According to an information record, Prabhat Patnaik, a Marxist economist, had suggested that model to Kerala’s communist government. Ram was an outstanding baby-kisser of pre-Partition Punjab who co-founded a party that represented the interests of zamindars. But he championed measures to provide comfort to farmers from usurious moneylenders.
The Kerala Commission has seven members. It is headed by a retired Chief Justice of the Kerala High Court.
Justice (retired) KR Udayabhanu, who changed into the fee’s chairman for six years till last May, stated its mandate changed into confined to waiving off loans which farmers had taken from cooperative banks.
To be eligible, the yearly income of the applicant must be much less than Rs 2 lakh. The commission has quasi-judicial powers. It can lead to the restoration of loans and the eviction of debtors. But it doesn’t have the power of enforcement. It couldn’t act on loans from nationalized banks as the Reserve Bank had managed them.
The fee holds sittings in districts with a wide variety of agriculturists, like Idukki, Wayanad, and Kozhikode, after inviting applications and giving notice to the banks. The candidates are farmers, but their loans don’t have to be agricultural. Often, cooperative banks don’t give agricultural loans, as they may be low-interest-bearing.

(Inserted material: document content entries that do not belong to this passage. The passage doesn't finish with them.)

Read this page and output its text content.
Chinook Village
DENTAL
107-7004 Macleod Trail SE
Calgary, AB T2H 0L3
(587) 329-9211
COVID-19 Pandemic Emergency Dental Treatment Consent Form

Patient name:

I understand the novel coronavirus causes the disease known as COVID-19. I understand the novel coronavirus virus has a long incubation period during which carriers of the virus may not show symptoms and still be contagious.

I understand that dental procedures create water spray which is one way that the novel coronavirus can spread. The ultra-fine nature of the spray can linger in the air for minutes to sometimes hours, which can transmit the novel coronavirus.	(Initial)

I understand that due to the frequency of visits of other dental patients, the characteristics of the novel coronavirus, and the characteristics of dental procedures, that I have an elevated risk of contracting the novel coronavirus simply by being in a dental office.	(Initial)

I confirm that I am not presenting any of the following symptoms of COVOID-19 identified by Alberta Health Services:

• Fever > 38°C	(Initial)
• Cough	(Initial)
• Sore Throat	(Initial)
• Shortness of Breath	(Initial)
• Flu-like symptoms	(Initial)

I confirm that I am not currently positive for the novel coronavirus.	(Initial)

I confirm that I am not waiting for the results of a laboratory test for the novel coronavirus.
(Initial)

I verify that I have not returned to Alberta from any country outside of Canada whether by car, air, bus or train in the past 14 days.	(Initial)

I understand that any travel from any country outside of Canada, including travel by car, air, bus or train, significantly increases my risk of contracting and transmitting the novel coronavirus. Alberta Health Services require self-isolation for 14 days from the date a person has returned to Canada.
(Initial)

Applicants grow to be ineligible if they own or lease more than 5 acres of land. The commission offers alleviation on such loans, provided they’re not for enterprise or ‘luxury’ functions like buying an automobile. Since they pay 12-14 percent for deposits, they prefer to supply non-agricultural loans. The comfort can’t exceed Rs 1 lakh.
Udayabhanu stated that the commission limits the recovery of amassed interest to the principal amount; if the principal is Rs 50,000, the interest payable can’t exceed that amount.

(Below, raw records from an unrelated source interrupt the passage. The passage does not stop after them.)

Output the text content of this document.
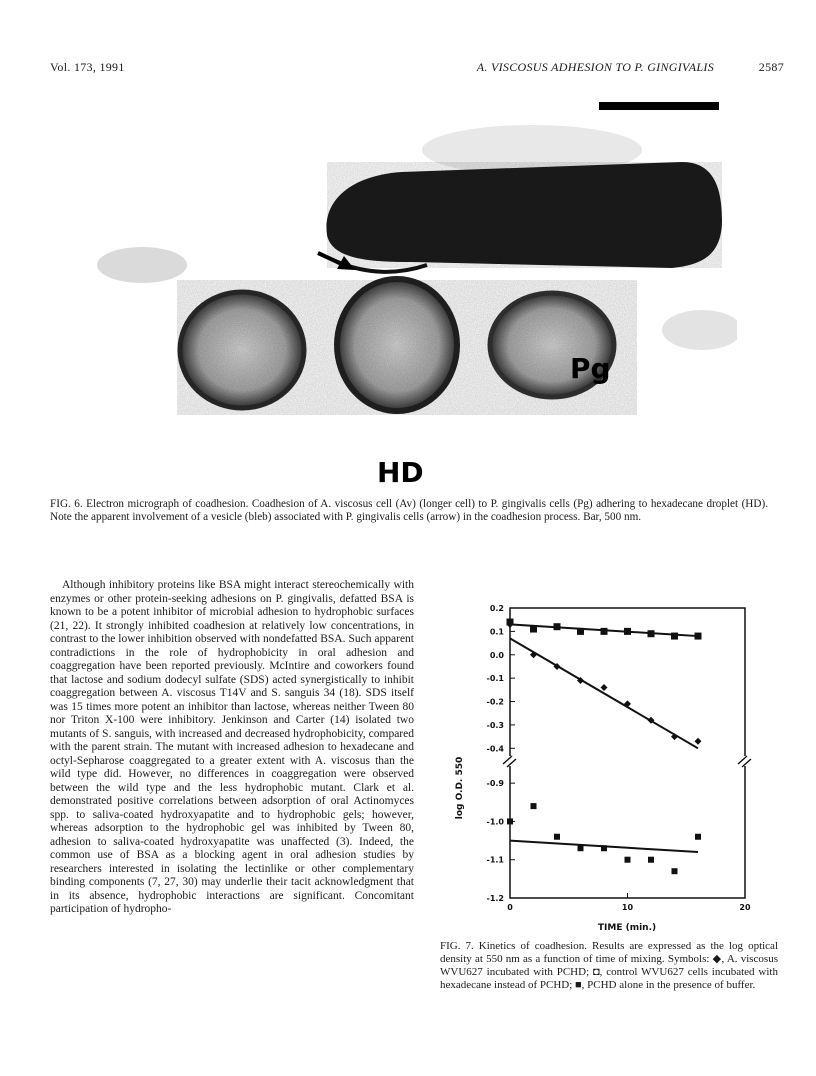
Vol. 173, 1991	A. VISCOSUS ADHESION TO P. GINGIVALIS	2587
Pg
HD
FIG. 6. Electron micrograph of coadhesion. Coadhesion of A. viscosus cell (Av) (longer cell) to P. gingivalis cells (Pg) adhering to hexadecane droplet (HD). Note the apparent involvement of a vesicle (bleb) associated with P. gingivalis cells (arrow) in the coadhesion process. Bar, 500 nm.

Although inhibitory proteins like BSA might interact stereochemically with enzymes or other protein-seeking adhesions on P. gingivalis, defatted BSA is known to be a potent inhibitor of microbial adhesion to hydrophobic surfaces (21, 22). It strongly inhibited coadhesion at relatively low concentrations, in contrast to the lower inhibition observed with nondefatted BSA. Such apparent contradictions in the role of hydrophobicity in oral adhesion and coaggregation have been reported previously. McIntire and coworkers found that lactose and sodium dodecyl sulfate (SDS) acted synergistically to inhibit coaggregation between A. viscosus T14V and S. sanguis 34 (18). SDS itself was 15 times more potent an inhibitor than lactose, whereas neither Tween 80 nor Triton X-100 were inhibitory. Jenkinson and Carter (14) isolated two mutants of S. sanguis, with increased and decreased hydrophobicity, compared with the parent strain. The mutant with increased adhesion to hexadecane and octyl-Sepharose coaggregated to a greater extent with A. viscosus than the wild type did. However, no differences in coaggregation were observed between the wild type and the less hydrophobic mutant. Clark et al. demonstrated positive correlations between adsorption of oral Actinomyces spp. to saliva-coated hydroxyapatite and to hydrophobic gels; however, whereas adsorption to the hydrophobic gel was inhibited by Tween 80, adhesion to saliva-coated hydroxyapatite was unaffected (3). Indeed, the common use of BSA as a blocking agent in oral adhesion studies by researchers interested in isolating the lectinlike or other complementary binding components (7, 27, 30) may underlie their tacit acknowledgment that in its absence, hydrophobic interactions are significant. Concomitant participation of hydropho-

log O.D. 550
TIME (min.)
0.2
0.1
0.0
-0.1
-0.2
-0.3
-0.4
-0.9
-1.0
-1.1
-1.2
0	10	20
FIG. 7. Kinetics of coadhesion. Results are expressed as the log optical density at 550 nm as a function of time of mixing. Symbols: ◆, A. viscosus WVU627 incubated with PCHD; ◘, control WVU627 cells incubated with hexadecane instead of PCHD; ■, PCHD alone in the presence of buffer.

Has the fee helped lessen suicides amongst farmers? Kerala is an extremely suicide-free state. Between 2007 and 2015, there were not many alternates in the overall number of suicides within the state. Udayabhanu says ‘There had been no suicides at all.”
It has ranged among 7, seven hundred and nine,000. The number of suicides amongst cultivators and agricultural laborers fell from 1,232 in 2007 to 807 in 2014. In 2015 and 2016, it fell sharply to 201 and 321, respectively. Most of the suicides are of agricultural laborers. The bureau attributes very few of those suicides to agrarian distress: 68 in 2007, 11 in the following 12 months, and none in 2009 and 2010 (The latest facts on this score aren’t available).
“Once the principle is installed, the details can be labored out,” Reddy said when asked whether the Kerala version might be prolonged to other states. The standards for debt comfort may be exclusive for various plants and agro-climatic zones, he added.
Reddy was involved in the spate of income switch schemes and farm mortgage waivers introduced by way of the center and the states. He stated the first farm loan waiver changed into made using finance minister Madhu Dandavate in 1990. It was Rs. 10,000 crore, or Rs 50,557 crore in 2017 expenses. Dandavate had said that the waiver might not be repeated, but Reddy referred to that promise has been again and again breached.